と、自己紹介がちょうど終わったタイミングで今度は呼び鈴が鳴った。時間を見ると丁度午前10時、となると恐らく奴か。相変わらず律儀時間には正確だ。
「あ、少々お出迎えしなければなりませんので私は……」
アイシアが言いづらそうに席を立つ。
「いやこっちこそいきなり悪かったな、むしろ付き合ってくれてありがとう。シエル達もありがとな」
そう言うとメイドたちはそれぞれ自分たちの持ち場に戻って行った。部屋に残ったのは俺とネリアと来客二人と爺さん。そういやこの爺さん何の仕事をしているのか謎である。たまに外へ出かけに行っているがその際どこに行っているのかも分からない。
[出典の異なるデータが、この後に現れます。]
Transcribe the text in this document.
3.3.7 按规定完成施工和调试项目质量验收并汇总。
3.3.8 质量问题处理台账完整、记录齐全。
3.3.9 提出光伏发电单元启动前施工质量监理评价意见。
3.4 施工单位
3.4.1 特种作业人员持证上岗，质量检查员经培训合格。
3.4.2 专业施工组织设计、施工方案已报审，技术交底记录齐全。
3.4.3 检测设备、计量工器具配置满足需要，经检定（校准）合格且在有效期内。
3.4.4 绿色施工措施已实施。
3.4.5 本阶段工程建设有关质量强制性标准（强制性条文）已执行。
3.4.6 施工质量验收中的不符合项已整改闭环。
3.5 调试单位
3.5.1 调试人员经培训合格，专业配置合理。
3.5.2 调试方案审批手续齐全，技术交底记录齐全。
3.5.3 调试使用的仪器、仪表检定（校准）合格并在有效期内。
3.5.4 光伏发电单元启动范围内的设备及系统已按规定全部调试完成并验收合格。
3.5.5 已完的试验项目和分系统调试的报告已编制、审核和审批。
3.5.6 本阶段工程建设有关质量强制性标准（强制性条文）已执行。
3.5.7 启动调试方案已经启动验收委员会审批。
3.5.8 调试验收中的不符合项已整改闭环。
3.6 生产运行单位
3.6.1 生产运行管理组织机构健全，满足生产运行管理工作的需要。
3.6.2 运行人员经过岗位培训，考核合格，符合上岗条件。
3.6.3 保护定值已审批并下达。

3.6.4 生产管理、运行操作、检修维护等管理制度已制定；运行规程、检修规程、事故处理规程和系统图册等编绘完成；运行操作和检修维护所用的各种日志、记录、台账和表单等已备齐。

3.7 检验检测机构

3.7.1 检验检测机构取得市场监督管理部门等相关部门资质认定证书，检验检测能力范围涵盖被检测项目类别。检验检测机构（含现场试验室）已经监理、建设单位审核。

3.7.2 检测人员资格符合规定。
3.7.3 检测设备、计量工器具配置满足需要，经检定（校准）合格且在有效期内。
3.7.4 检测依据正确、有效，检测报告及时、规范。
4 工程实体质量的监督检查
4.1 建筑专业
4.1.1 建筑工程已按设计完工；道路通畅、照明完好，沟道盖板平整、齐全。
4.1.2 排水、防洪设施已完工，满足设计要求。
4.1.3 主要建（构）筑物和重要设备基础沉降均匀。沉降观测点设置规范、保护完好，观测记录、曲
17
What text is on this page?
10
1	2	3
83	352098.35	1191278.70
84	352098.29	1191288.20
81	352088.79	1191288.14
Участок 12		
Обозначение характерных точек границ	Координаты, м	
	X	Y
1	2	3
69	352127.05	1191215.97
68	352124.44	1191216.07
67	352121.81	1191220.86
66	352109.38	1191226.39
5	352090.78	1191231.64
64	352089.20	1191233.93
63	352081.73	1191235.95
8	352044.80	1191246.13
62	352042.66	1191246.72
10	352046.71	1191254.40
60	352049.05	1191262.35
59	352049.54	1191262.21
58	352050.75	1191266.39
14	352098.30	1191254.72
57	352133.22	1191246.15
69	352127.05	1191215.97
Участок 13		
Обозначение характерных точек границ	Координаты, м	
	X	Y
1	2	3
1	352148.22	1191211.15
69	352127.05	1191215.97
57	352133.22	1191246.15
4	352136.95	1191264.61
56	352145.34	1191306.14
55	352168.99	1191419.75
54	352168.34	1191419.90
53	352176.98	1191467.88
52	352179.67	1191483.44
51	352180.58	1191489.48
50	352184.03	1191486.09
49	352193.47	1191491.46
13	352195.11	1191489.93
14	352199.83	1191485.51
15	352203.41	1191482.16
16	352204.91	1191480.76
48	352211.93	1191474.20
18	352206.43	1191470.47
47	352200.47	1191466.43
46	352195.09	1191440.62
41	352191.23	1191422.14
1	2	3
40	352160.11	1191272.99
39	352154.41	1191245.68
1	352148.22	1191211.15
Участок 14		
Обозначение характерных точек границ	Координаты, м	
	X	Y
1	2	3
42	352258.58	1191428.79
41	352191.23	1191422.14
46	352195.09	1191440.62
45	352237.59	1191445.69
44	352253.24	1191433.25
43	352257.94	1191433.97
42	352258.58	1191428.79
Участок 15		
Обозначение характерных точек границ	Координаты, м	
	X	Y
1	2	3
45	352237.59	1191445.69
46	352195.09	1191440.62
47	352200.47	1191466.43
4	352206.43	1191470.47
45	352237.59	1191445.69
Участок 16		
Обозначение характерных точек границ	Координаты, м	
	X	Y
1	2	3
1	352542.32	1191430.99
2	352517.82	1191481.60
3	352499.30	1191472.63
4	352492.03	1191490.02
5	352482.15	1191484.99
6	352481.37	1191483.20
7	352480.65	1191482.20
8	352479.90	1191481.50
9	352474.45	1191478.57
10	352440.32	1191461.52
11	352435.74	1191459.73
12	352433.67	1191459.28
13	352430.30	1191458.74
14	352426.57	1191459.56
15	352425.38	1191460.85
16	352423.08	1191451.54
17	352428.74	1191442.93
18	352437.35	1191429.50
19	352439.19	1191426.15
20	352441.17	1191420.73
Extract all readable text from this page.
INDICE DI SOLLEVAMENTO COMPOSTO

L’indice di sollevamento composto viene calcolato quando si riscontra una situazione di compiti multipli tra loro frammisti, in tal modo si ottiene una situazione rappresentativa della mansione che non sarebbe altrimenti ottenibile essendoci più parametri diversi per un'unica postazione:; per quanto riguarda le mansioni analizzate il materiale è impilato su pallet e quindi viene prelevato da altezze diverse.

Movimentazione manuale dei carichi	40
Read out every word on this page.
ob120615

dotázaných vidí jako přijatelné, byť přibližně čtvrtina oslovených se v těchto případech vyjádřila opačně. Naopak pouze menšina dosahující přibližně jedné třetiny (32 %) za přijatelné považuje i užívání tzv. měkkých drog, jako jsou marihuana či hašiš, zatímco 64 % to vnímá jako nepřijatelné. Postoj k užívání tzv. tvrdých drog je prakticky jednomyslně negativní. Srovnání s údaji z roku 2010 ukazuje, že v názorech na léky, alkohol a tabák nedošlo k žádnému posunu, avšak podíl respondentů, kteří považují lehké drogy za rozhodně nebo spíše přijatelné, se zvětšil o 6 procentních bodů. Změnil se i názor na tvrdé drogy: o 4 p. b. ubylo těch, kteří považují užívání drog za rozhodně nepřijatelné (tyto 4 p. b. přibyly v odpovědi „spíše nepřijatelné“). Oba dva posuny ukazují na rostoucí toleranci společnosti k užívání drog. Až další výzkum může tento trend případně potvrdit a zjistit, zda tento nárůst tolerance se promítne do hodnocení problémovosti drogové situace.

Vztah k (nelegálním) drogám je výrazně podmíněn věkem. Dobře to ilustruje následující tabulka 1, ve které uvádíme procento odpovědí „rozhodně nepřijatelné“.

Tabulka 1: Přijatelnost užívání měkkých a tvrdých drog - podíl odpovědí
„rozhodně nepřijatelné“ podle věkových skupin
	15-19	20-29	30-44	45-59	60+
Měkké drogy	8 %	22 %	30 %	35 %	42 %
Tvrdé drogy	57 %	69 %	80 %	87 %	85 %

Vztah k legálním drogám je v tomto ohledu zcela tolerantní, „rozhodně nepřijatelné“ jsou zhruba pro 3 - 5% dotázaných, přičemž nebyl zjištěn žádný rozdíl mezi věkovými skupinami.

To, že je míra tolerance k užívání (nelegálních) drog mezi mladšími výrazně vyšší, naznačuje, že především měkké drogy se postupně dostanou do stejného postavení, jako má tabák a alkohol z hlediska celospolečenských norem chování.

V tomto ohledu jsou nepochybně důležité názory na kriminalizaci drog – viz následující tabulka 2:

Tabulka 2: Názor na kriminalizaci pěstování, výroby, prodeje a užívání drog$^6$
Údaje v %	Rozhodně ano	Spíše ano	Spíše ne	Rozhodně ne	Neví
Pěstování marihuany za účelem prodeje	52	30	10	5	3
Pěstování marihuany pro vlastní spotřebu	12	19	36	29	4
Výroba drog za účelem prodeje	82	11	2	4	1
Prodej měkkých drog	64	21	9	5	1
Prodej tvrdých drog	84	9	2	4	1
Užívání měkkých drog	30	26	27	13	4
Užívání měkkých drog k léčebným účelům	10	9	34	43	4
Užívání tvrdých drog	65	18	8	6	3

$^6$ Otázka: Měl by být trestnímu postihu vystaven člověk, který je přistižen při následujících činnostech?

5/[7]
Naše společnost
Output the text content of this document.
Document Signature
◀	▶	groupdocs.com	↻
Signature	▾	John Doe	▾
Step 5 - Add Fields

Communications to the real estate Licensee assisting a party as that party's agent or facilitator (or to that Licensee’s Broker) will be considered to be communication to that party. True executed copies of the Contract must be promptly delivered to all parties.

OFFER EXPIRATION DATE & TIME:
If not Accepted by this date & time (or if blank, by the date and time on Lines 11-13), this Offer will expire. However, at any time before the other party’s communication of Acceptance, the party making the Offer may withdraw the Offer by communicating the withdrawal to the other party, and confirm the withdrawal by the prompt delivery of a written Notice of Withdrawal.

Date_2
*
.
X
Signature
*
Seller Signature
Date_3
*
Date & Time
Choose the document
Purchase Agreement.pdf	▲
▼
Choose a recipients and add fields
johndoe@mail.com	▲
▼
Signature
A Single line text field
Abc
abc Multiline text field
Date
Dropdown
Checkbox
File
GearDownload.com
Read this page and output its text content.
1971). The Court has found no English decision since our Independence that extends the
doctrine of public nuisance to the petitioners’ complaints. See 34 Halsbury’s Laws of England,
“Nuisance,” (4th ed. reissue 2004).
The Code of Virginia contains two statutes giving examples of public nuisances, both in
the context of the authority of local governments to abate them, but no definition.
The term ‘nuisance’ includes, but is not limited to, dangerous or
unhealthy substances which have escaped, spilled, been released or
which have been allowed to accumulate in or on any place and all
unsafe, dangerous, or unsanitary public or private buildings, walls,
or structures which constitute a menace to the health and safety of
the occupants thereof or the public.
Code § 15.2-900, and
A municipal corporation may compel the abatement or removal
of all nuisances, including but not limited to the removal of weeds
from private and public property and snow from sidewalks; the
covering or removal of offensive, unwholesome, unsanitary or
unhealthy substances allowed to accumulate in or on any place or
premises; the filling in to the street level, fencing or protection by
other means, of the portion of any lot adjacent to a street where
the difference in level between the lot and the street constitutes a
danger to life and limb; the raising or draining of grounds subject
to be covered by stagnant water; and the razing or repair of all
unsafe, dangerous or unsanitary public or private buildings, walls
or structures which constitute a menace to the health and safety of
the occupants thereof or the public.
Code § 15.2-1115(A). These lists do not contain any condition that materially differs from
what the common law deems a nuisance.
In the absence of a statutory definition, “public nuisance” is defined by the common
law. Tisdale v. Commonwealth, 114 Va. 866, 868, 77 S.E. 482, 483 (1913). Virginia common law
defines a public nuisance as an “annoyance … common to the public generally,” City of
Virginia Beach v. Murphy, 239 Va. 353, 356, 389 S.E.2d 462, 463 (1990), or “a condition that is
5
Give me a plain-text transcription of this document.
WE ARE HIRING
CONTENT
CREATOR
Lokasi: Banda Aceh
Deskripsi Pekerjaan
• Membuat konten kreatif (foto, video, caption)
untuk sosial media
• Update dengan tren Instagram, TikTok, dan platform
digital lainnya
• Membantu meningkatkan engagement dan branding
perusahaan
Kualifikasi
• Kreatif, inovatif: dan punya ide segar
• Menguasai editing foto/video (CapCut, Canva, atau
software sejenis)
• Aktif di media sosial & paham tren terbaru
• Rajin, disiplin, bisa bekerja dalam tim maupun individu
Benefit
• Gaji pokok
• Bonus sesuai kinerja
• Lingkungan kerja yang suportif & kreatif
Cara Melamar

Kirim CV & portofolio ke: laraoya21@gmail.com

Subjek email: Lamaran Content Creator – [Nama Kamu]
しばらくすると三種類の足音が聞こえてきた。ん? あれ? 三人?
「失礼します」
少し足音の数に疑問を抱いたが、考える間もなくアイシアの声が聞こえ、次の瞬間ドアが開いた。そして同時に部屋の中に一人の男が入ってきた。
「やぁおはよう、って随分と懐かしい顔ぶれだね」
男はのんびりとした声でそんなことを言い出したが、反対にバニラの方は余程驚いたのか目を丸くし、
「あんたアース!? こんなところで何やってんの!?」
そう、ルドルフとバニラという急な来客があったせいで少し頭から離れていたが、俺は昨日アースに今日の午前10時に屋敷に来て欲しいと言ってあった。理由は勿論先日の顔剥ぎの一件、俺としては少し気になるところがあったからだ。
ちなみに警備兵本部では厳しく振舞っていたアースだが、今の挨拶からもわかる通り本来は非常にのんびりとした性格だったりする。それが理由で最初ローゼンベルグ警備隊のまとめ役を辞退しようとした過去があるがそれはまた別の話。
「まぁそれも含めて話すからちょっと待ってて。というかとりあえずイザベラも来なよ。いつまでもそんなところにいても仕方ないでしょ」
バニラの追及を適当にいなしたアースは廊下の方に向かって何やら話しかけていた。どうやら足音が三人分というのは聞き間違いではなかったらしい。
「……はい」
イザベラと呼ばれた人物はしばらく逡巡していたようだが、覚悟を決めたのか返事をし、そして部屋に入ってきた。が、
「お、お前は……!」
俺はそいつに見覚えがあった。というか忘れられるわけがない。何故なら、
「あの時の塩対応女!」
「流石にその覚え方は失礼過ぎませんか!?」
塩対応オブ塩対応、取り付く島もない不動要塞、俺と激しい舌戦を繰り広げたライバル、正直忘れろという方が難しい。しかしアースはそんな俺たちの因縁などまるで意にも介さず、
「よし! じゃあメンバーも揃ったことだし話を始めようか!」
バニラとルドルフは本来無関係なのだが、アースの頭の中では既にメンバーに勘定されているらしい。こうなったアースはもう止まらない。二人もそのことを知っているためかお互い顔を合わせため息をついていた。
かくして元魔王軍幹部三名に警備兵二名というあまりにカオスな状況下で顔剥ぎに関する考察会が始まるのであった。